The absurdity of a marriage of a man of sixty with a woman of twenty, or under thirty, is so great, that the ridicule therewith connected forms frequently a barrier against its occcurrence. Still such unions do take, and they may with propriety be designated unequal.

As parents, who have not attained vigour, cannot impart it, equally true is it, that parents, from whom vigour has departed, cannot impart that which is departed.

"The productive faculty commences its decadence about the of age forty-five years: it is not very evident at first, but becomes sufficiently apparent after the lapse of a few years."

The critical period in a woman commences about forty-two, and is completed in the course of a few years. "After this period, pregnancy is frequently an illusion, or their infants perish before, or a few days after their birth; and, if one be reared, he is endowed with a debility of constitution, which sooner or later assumes the character of SCROFUla.”

Lugol relates the case of a family, of which four of the children were healthy, but the fifth, born after his mother was fifty-two, is scrofulous.
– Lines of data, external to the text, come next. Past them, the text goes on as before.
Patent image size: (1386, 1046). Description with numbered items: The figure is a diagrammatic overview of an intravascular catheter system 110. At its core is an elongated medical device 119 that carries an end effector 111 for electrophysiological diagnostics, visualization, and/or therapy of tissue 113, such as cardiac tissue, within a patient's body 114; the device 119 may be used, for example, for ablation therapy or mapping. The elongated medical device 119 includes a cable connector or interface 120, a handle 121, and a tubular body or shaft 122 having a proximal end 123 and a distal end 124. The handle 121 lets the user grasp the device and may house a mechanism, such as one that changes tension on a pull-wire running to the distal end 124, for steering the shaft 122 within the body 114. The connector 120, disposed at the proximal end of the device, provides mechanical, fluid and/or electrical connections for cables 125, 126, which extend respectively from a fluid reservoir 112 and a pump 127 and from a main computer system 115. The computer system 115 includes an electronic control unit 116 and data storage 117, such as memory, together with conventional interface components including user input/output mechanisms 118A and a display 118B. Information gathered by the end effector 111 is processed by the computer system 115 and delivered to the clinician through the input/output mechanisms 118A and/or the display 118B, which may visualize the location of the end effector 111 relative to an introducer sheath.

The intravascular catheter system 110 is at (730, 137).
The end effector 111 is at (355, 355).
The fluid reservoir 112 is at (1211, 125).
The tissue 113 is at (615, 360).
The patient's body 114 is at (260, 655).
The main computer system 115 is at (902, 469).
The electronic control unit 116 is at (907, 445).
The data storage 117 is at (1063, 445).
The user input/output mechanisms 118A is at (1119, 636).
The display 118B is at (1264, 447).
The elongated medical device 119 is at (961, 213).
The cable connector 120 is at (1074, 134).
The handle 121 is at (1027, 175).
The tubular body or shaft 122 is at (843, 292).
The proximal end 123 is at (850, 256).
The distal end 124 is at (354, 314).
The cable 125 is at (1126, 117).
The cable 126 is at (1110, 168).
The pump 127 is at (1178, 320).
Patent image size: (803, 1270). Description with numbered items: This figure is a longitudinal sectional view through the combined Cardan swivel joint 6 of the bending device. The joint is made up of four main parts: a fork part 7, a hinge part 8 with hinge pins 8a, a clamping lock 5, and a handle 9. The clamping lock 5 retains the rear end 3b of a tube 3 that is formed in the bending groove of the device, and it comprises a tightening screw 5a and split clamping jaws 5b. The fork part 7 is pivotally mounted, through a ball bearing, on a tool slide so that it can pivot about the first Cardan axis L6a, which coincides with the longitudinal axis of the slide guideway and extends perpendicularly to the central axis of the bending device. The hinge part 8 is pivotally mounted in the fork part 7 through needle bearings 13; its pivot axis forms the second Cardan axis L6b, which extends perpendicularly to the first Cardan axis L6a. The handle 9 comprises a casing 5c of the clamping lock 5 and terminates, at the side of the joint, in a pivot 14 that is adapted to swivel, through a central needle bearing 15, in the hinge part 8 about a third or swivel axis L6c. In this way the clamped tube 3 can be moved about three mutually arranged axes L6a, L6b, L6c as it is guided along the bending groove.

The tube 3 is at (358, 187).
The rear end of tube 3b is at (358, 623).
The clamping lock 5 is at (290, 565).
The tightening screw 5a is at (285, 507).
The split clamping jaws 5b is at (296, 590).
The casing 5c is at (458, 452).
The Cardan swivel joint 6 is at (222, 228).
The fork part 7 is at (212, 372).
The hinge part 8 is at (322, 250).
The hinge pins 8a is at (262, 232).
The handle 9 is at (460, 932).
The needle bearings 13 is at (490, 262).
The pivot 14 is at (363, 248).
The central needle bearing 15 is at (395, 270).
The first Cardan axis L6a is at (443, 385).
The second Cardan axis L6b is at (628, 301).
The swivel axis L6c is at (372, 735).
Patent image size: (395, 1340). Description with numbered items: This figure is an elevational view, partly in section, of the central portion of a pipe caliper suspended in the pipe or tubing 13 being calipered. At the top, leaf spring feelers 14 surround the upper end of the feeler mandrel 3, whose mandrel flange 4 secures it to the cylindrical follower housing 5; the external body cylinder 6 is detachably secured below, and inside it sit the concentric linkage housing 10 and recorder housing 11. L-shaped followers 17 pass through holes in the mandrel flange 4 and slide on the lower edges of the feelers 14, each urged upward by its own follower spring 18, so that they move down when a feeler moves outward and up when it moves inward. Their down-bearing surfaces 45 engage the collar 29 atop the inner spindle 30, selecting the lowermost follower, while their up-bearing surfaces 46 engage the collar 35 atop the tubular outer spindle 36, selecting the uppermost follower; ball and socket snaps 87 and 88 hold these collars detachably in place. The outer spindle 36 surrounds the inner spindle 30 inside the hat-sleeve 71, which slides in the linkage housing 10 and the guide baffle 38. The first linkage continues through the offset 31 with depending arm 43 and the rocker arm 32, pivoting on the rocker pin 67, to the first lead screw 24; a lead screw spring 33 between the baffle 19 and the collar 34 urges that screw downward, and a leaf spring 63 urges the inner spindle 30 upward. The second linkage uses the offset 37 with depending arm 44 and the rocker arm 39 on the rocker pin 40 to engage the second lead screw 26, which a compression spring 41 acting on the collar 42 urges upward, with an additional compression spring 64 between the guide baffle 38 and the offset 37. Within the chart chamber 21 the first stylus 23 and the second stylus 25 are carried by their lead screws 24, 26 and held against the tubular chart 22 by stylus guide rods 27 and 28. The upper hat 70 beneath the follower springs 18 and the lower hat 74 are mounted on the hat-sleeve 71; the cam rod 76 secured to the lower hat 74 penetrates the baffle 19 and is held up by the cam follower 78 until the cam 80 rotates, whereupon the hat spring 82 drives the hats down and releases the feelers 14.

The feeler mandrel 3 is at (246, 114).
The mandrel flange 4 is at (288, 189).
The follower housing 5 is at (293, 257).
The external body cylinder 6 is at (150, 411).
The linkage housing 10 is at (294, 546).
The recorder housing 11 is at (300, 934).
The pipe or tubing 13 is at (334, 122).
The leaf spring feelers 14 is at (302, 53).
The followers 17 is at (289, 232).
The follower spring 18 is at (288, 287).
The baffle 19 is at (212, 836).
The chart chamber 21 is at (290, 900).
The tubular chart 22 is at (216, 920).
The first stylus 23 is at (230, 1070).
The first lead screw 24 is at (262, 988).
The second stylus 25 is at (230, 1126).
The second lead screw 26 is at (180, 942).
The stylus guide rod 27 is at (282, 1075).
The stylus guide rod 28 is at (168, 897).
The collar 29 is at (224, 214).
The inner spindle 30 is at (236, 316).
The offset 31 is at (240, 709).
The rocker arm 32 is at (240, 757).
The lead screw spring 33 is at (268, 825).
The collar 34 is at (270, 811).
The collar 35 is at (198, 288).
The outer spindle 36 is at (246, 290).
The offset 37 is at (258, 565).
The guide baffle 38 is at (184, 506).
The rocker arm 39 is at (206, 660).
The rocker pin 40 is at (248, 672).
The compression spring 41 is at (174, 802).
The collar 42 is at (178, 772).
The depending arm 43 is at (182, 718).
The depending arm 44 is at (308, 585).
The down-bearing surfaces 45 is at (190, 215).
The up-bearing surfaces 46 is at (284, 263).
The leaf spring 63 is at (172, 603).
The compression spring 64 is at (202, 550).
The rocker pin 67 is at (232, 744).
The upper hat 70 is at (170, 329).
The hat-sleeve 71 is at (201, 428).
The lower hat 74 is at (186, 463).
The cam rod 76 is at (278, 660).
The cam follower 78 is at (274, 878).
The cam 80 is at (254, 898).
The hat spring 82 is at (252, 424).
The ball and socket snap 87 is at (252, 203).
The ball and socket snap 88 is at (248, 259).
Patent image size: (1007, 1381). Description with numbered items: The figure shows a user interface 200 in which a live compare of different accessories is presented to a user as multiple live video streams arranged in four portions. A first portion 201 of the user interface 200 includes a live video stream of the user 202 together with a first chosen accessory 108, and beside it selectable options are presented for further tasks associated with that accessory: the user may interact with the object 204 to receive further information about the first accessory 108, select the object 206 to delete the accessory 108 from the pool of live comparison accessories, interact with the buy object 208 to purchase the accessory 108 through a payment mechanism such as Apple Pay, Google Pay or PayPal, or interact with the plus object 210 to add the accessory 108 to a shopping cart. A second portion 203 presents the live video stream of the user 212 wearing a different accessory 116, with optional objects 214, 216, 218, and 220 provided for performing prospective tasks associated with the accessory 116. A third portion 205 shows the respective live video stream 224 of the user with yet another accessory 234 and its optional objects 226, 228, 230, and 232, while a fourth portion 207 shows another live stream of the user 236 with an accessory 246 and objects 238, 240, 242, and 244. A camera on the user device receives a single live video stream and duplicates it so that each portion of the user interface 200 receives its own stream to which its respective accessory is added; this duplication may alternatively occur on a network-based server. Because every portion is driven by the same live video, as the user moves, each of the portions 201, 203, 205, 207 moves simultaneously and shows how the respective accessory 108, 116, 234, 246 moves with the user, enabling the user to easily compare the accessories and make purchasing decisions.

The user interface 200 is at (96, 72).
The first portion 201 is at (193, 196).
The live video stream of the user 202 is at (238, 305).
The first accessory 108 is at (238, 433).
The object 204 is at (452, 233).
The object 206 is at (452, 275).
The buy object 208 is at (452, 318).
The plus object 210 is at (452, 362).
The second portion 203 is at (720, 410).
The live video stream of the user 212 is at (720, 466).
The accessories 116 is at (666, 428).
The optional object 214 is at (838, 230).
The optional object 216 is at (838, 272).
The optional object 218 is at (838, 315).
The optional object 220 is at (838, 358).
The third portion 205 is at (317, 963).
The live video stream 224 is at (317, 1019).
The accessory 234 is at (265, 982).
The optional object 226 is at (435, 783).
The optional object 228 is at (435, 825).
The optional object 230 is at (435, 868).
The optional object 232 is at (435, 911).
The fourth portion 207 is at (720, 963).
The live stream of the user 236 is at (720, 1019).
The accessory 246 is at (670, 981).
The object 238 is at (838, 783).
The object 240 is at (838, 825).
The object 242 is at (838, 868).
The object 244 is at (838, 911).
He relates the case of a scrofulous youth, aged eighteen, having been begotten when his father was fifty-two. This youth has a brother, a tall robust man, he having been begotten when his father was thirty-nine.

Scrofula, Lugol maintains, appears in the children when the husband is younger than the wife.

If such inequality in marriage is productive of this dire disease, how opposite must it be to the law of nature, thus to unite old age with young age?

The writer knew a gentleman in Edinburgh, a man of strong constitution, and a well educated mind. He married and had children by his first wife, who still live. He was, when upwards of sixty, married a second time to a lady of the highest accomplishments, of fine figure, and handsome features. He had ten children by this wife. These children grew up handsome and interesting girls till they attained their eighteenth year, when one died off after the other.

They had not the stamina in their constitution necessary to perfect their frames: they sank in the struggle.

This gentleman was in good health though old. He lived to be upwards of eighty.

These children, till they attained their puberty, would have been, from their beauty and their youth, arguments in defence of age marrying youth, but when the history is traced a little further, the truth stands forth.

CONCLUDING REMARKS.

The important facts and views, brought under view in these Essays on the Influence of Parents on Offspring, will form a basis, upon which, it is believed, much useful practice may be founded.